News: Stone Takes Centre Stage in Milan
Stone took centre stage during this year’s Milan Design Week with 7+1 Acts of Survival, an exhibition asking what allows materials and the ideas they shape to endure across time.

Curated by Librizzi and Robustini at the new Milan cultural platform THE LINE, the exhibition brought together seven international designers, each invited to respond to a single starting point: a 50 × 50 × 50cm block of black African stone formed more than 2.5 billion years ago. From this shared geological origin emerged a series of works positioned somewhere between sculpture, architecture and functional object.
Rather than treating stone as a finished architectural surface, the exhibition reframed it as an active participant in cultural memory.
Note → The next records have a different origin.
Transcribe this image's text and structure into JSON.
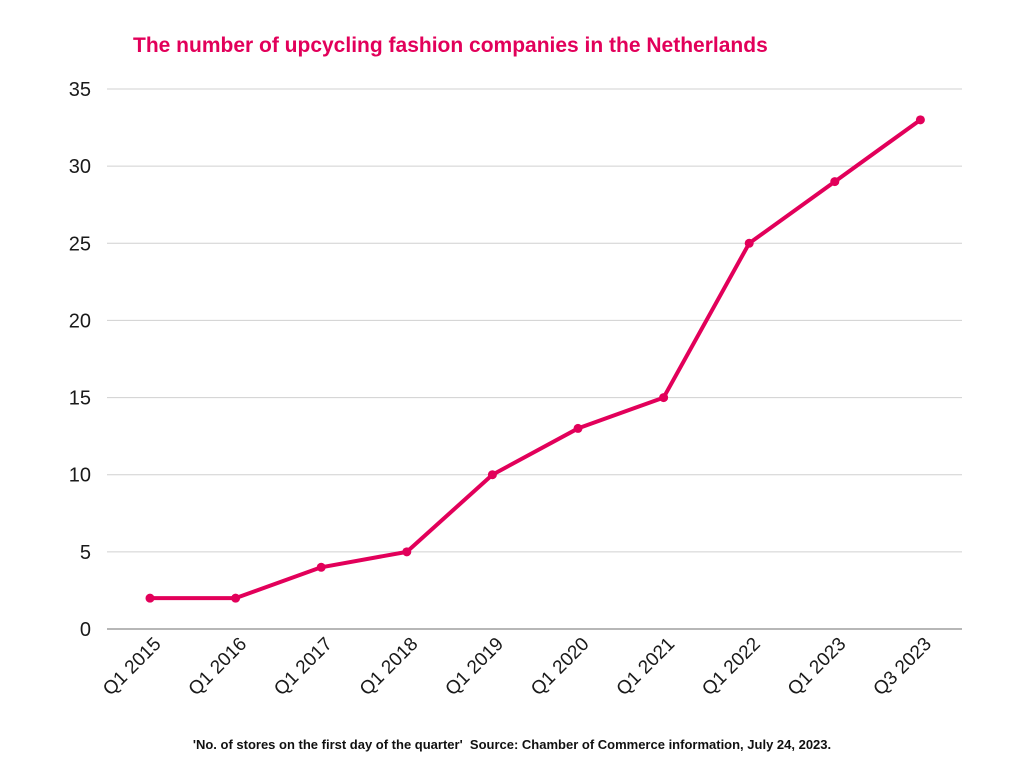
{
  "chart_data": {
    "type": "line",
    "title": "The number of upcycling fashion companies in the Netherlands",
    "footnote": "'No. of stores on the first day of the quarter'  Source: Chamber of Commerce information, July 24, 2023.",
    "categories": [
      "Q1 2015",
      "Q1 2016",
      "Q1 2017",
      "Q1 2018",
      "Q1 2019",
      "Q1 2020",
      "Q1 2021",
      "Q1 2022",
      "Q1 2023",
      "Q3 2023"
    ],
    "series": [
      {
        "values": [
          2,
          2,
          4,
          5,
          10,
          13,
          15,
          25,
          29,
          33
        ],
        "color": "#e2005a"
      }
    ],
    "ylim": [
      0,
      35
    ],
    "yticks": [
      0,
      5,
      10,
      15,
      20,
      25,
      30,
      35
    ],
    "grid": true,
    "legend": "none"
  }
}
Each designer interpreted survival differently, through carving, subtraction, structural manipulation or symbolic gesture.

The pieces on display included Maurizio, a table of interlocking stone shaped through stereotomy created by AAU Anastas. Brumance chose the act of subtraction as their focal point, with all the pieces cut during the creation of their minimal chair being used to form complementary furniture. Perhaps even more conceptually, Studio MK27 chose to reinterpret cutting dust in a unique circular process that visualises both literal and metaphorical dust on the surface of their low table.

Other participants included Kengo Kuma, Bernard Khoury, Claudio Silvestrin, and Ugo Cacciatori, with all the pieces exploring durability not simply as permanence, but as the ability of materials to adapt, carry meaning and remain relevant across generations.
The works were arranged along a linear 30-metre exhibition space, encouraging visitors to move sequentially through the installation. Lighting designer PSLab developed a restrained scheme that emphasised texture, shadow and geological depth, allowing subtle differences in finish and form to emerge.

Production partner Casone Group supplied the stone blocks and provided fabrication expertise, underscoring the continuing importance of specialist craftsmanship in translating conceptual design into physical material.
While Milan Design Week frequently foregrounds novelty, 7+1 Acts of Survival offered a quieter reflection on durability, reminding visitors that innovation often begins with reinterpreting materials already shaped by deep geological time.